As I quit Harrington Street, passing NY Bagels and Kamili Coffee with its crowded interior and overflowing pavement, I find myself drawn to artisanal loaves and sustainable salmon marching lockstep into youthful bearded mouths. In that moment I could not but honour the youthful optimism as brilliant as that sunny Saturday morn in Cape Town’s CBD. Perhaps because it so starkly contrasted my personal gloom which I found mirrored in the starkly threaded works by Petersen, Chydenius, and Friess. I wondered whether anyone there had spared a thought for the art housed nearby.

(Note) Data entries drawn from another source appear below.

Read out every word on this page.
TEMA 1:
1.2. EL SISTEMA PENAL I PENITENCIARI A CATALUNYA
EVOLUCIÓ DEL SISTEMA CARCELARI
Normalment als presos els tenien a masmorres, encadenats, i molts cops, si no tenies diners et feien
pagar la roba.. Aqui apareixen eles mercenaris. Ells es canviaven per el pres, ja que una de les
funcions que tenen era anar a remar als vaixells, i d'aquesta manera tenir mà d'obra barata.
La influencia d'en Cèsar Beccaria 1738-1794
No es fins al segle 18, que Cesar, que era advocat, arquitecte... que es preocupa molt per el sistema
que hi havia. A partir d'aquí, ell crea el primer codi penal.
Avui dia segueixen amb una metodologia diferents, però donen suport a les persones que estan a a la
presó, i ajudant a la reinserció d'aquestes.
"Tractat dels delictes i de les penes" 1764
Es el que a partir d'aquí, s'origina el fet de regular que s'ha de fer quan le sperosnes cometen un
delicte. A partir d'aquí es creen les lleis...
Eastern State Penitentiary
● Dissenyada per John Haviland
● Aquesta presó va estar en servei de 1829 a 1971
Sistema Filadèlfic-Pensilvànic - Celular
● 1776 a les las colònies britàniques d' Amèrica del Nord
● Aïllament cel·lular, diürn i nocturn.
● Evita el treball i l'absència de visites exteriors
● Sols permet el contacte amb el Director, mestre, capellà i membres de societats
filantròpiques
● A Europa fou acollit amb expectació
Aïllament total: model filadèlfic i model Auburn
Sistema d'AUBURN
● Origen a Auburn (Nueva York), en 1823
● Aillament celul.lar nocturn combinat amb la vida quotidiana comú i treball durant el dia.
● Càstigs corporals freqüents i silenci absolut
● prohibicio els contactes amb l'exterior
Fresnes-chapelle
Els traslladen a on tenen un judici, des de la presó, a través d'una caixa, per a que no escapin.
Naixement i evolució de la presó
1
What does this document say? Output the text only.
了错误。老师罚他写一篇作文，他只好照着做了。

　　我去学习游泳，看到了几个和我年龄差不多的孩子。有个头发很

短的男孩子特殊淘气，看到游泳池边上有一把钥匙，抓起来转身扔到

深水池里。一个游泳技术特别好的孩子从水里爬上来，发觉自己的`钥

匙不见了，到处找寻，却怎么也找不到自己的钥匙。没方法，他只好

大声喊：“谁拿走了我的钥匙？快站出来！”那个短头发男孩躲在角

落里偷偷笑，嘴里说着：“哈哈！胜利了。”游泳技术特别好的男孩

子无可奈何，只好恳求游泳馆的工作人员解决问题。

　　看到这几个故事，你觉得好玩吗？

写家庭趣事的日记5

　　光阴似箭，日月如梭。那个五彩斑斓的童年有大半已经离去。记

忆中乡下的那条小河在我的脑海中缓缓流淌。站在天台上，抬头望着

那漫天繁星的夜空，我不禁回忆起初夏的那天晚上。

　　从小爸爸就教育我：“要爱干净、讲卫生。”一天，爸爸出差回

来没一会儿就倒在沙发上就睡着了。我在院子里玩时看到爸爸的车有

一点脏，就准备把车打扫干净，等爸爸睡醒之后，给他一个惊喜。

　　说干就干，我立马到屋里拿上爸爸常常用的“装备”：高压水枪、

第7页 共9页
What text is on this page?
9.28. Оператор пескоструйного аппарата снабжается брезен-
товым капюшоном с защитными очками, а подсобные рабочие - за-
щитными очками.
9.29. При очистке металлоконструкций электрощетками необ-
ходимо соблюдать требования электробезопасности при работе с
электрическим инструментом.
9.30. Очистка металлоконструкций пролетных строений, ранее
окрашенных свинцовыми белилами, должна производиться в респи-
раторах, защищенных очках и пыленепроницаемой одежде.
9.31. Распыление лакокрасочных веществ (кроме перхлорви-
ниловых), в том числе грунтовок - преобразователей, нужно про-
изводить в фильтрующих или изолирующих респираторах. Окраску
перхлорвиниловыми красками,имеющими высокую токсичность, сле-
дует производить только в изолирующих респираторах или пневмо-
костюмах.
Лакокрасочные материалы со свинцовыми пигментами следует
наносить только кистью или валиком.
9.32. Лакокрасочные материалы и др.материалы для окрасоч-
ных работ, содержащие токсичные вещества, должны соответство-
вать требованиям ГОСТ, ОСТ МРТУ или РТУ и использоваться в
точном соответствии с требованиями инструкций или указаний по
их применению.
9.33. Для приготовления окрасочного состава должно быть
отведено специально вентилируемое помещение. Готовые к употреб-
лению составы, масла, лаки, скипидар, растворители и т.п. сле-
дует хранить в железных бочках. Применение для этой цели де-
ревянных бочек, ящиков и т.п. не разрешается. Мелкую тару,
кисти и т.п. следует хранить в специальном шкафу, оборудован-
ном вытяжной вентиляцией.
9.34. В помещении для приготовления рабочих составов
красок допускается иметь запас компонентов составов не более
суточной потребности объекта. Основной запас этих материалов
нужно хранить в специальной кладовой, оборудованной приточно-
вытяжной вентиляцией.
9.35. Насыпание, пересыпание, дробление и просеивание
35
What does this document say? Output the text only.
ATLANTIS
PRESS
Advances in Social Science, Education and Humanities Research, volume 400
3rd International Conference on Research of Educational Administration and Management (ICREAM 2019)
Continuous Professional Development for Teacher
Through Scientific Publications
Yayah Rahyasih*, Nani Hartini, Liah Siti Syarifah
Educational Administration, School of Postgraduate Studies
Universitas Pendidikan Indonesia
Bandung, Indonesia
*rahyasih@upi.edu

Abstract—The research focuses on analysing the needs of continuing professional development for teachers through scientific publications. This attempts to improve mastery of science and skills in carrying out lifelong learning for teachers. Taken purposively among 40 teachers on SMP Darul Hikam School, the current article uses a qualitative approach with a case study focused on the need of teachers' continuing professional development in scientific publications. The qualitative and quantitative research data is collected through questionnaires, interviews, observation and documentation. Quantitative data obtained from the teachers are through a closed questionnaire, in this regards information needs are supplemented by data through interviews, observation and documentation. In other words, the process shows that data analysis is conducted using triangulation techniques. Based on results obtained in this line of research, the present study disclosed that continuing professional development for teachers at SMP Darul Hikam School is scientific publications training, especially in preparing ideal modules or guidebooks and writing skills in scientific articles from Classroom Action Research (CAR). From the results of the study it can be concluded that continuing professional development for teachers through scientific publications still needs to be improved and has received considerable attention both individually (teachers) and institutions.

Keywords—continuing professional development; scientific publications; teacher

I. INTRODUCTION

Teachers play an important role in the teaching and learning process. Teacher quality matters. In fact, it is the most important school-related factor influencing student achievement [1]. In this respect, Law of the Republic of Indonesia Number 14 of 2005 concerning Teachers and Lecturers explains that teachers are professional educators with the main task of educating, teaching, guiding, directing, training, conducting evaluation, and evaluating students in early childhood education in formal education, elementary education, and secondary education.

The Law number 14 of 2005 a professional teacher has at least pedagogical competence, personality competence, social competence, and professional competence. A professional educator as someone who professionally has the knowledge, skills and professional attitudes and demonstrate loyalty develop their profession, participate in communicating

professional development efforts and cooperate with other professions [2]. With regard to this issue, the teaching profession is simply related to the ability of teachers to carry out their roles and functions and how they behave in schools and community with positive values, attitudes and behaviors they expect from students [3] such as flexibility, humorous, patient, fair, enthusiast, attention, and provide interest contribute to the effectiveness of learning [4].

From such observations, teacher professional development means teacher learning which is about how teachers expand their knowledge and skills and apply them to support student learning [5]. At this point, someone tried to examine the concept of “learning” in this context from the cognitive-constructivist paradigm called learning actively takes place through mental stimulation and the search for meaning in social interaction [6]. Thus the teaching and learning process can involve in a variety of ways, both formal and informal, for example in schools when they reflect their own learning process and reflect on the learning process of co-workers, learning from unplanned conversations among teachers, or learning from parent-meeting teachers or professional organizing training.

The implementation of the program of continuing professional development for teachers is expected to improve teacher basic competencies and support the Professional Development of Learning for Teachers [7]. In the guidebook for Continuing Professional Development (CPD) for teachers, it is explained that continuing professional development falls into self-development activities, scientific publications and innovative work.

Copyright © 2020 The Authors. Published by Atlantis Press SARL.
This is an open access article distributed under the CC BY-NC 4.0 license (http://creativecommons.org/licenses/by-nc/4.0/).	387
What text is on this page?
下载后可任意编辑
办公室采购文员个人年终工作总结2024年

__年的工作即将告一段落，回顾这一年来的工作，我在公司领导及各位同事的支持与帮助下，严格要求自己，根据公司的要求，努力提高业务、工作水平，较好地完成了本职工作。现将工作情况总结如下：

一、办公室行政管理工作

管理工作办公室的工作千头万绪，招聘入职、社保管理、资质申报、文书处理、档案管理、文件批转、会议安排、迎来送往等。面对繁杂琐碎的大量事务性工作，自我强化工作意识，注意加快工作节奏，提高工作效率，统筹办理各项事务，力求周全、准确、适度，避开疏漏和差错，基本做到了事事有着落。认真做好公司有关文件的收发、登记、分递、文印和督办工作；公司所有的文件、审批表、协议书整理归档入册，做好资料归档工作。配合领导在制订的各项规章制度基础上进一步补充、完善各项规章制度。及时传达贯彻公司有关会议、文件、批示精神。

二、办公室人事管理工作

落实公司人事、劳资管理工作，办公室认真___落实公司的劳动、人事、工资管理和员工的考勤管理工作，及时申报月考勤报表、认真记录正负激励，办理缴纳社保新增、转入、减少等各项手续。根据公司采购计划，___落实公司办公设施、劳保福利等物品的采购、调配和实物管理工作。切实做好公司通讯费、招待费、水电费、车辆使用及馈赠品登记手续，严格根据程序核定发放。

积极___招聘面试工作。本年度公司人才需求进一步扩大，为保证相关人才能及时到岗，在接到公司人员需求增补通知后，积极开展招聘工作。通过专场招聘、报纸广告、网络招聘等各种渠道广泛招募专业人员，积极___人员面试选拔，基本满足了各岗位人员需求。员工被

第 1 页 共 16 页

Crossing Harrington Street in pursuit of a chocolate cheesecake for my daughter at Charlies Bakery, I reappraised the jovial crowd gathered all about for their breakfast special – R35 – before lifting my gaze to track the towering left flank of The Harrington whose bespoke foyer I’d exited. Predictably it was painted a deep dark charcoal. But it was the billboard it sported that struck me most forcefully. An H&M ad of a beautiful young woman with a sunny afro posing in a sunny field of flowers, scored with the telling words – CONSCIOUS COLLECTION.